Les Anglais demeurèrent maitres de Melun jusqu'en 1430, date à laquelle la ville se libéra elle-même, profitant de ce que la garnison anglaise avait été affaiblie momentanément. Elle fut toutefois reprise par les Anglais en 1432 pour n'être définitivement libérée qu'en 1435. Elle eut ensuite à souffrir des allées et venues des diverses troupes royales et des routiers.


La guerre de Cent Ans terminée, la ville reconstruit ses édifices dont l'église Saint-Aspais. Charles VIII institua sept foires qui ne prirent jamais beaucoup d'importance.
Louis XII fait procéder à la rédaction de la coutume melunaise. À la fin de son règne Jacques Amyot nait à Melun. François Ier qui faisait reconstruire Fontainebleau, passe régulièrement à Melun, s'y arrêtant pour boire l'eau de la fontaine Saint-Liesne à laquelle on attribuait la vertu de guérir la fièvre.
Durant les guerres de religion, la ville, essentiellement papiste, souffrit tout de même de troubles. En 1562 la ville fut touchée par la peste, 1564 à la suite d'un terrible hiver, la population en est réduite à manger du pain d'avoine. Puis la ville est touchée, en 1578 par une épidémie de dysenterie, l'année suivante par une crue de la Seine, en 1580 de nouveau par la peste et en 1581 et 1586 par la famine. En 1588 les ligueurs, maitre du quartier Saint-Aspais, engagent le combat avec le sire de Rostaing qui défendait l'île Saint-Étienne. Obligés de fuir devant l'arrivée du roi de France, les ligueurs s'emparèrent de la ville l'année suivante. Les ligueurs renforcent les fortifications de la ville. À cette époque la ville de Melun est administrée par un maire et des syndics élus par les habitants. Henri III accorde à la communauté le droit de percevoir, temporairement, un droit sur le sel vendu au grenier à sel de Melun et sur le vin passant sous les ponts. En 1590, Henri de Navarre, vainqueur à Arques et Ivry, met le siège devant Paris. Afin d'isoler la capitale, il soumet les régions de Brie-Comte-Robert et Lagny-sur-Marne, puis de Montereau et de Moret-sur-Loing avant de mettre le siège, début avril, devant Melun.
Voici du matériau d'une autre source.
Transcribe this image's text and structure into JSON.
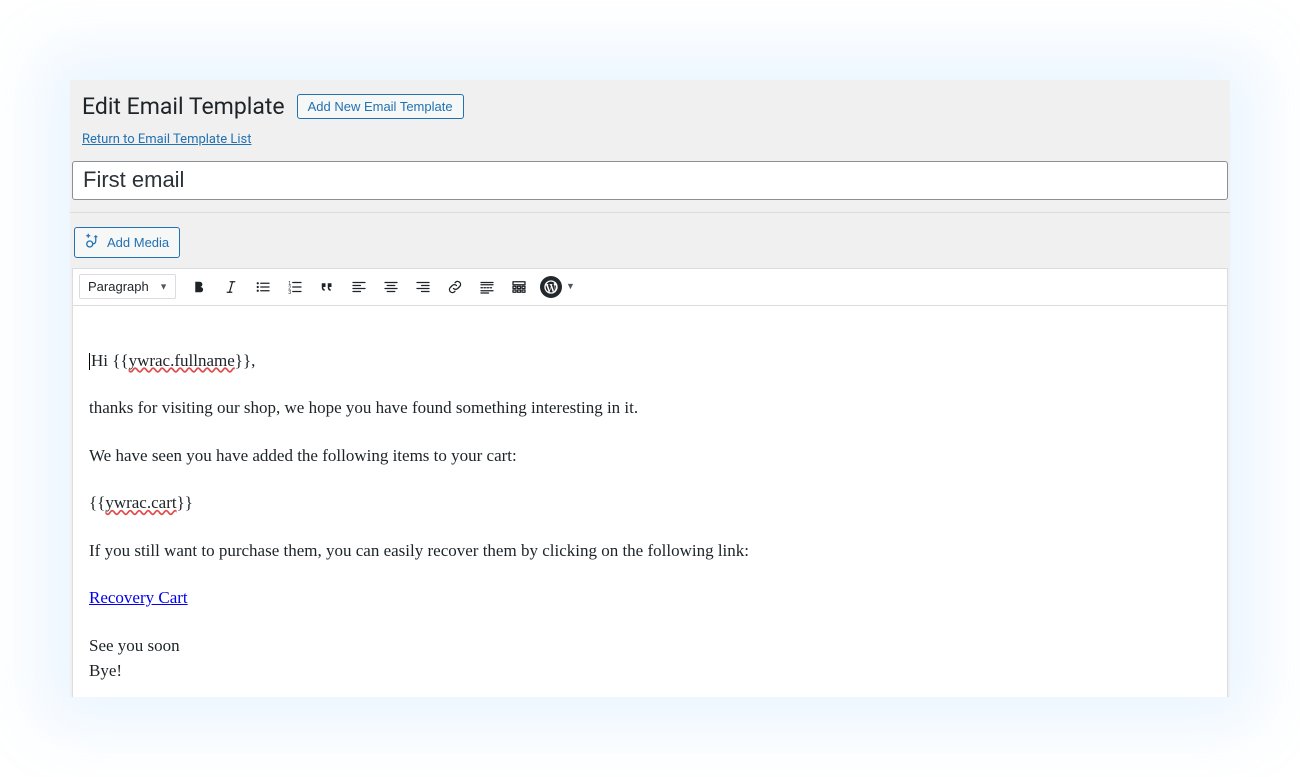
{
  "header": {
    "title": "Edit Email Template",
    "add_new_label": "Add New Email Template",
    "return_link": "Return to Email Template List"
  },
  "title_input": {
    "value": "First email"
  },
  "media": {
    "add_media_label": "Add Media"
  },
  "toolbar": {
    "format_select": "Paragraph",
    "buttons": {
      "bold": "Bold",
      "italic": "Italic",
      "ul": "Bulleted list",
      "ol": "Numbered list",
      "quote": "Blockquote",
      "align_left": "Align left",
      "align_center": "Align center",
      "align_right": "Align right",
      "link": "Insert/edit link",
      "more": "Insert Read More tag",
      "toolbar_toggle": "Toolbar toggle",
      "wp": "WordPress"
    }
  },
  "content": {
    "p1_pre": "Hi {{",
    "p1_err": "ywrac.fullname",
    "p1_post": "}},",
    "p2": "thanks for visiting our shop, we hope you have found something interesting in it.",
    "p3": "We have seen you have added the following items to your cart:",
    "p4_pre": "{{",
    "p4_err": "ywrac.cart",
    "p4_post": "}}",
    "p5": "If you still want to purchase them, you can easily recover them by clicking on the following link:",
    "link_text": "Recovery Cart",
    "p7": "See you soon",
    "p8": "Bye!"
  }
}
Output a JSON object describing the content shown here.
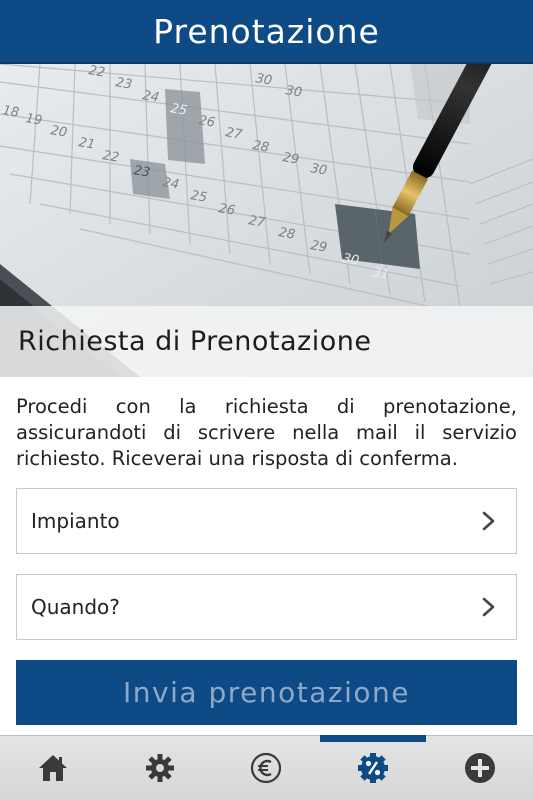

L'artillerie royale ayant eu facilement raison des murailles du quartier Saint-Aspais l'assaut fut livré et pendant plusieurs jours le quartier fut pillé et saccagé. Le quartier Saint-Étienne qui résistait encore, se rendit quelques jours plus tard. Après la prise de la ville Henri IV y vint plusieurs fois durant le siège de Paris. En septembre, les troupes du duc de Mayenne et duc de Parme venant au secours des ligueurs enfermés dans Paris sont signalées dans la Brie obligeant Melun à se mettre en état de défense. Afin de mieux résister, toutes les constructions, couvents, églises et habitations qui se trouvaient en dehors des fortifications furent détruits afin que l'ennemi ne puissent les utiliser et s'y abriter. Mais les troupes de la Ligue passèrent au large afin de faire lever le siège de Paris au plus vite. La paix revenue, Henri IV fait faire d'importants travaux aux fortifications de Melun. Le 27 août 1593, le roi faillit être assassiné à Melun par Pierre Barrière, un batelier orléanais. Ce dernier, qui ne put mettre à exécution son projet, fut roué et brulé sur la place du Martroy. En 1594, Dantan, geôlier du Petit Châtelet, qui avait participé à différents crimes est pendu et brulé sur cette même place.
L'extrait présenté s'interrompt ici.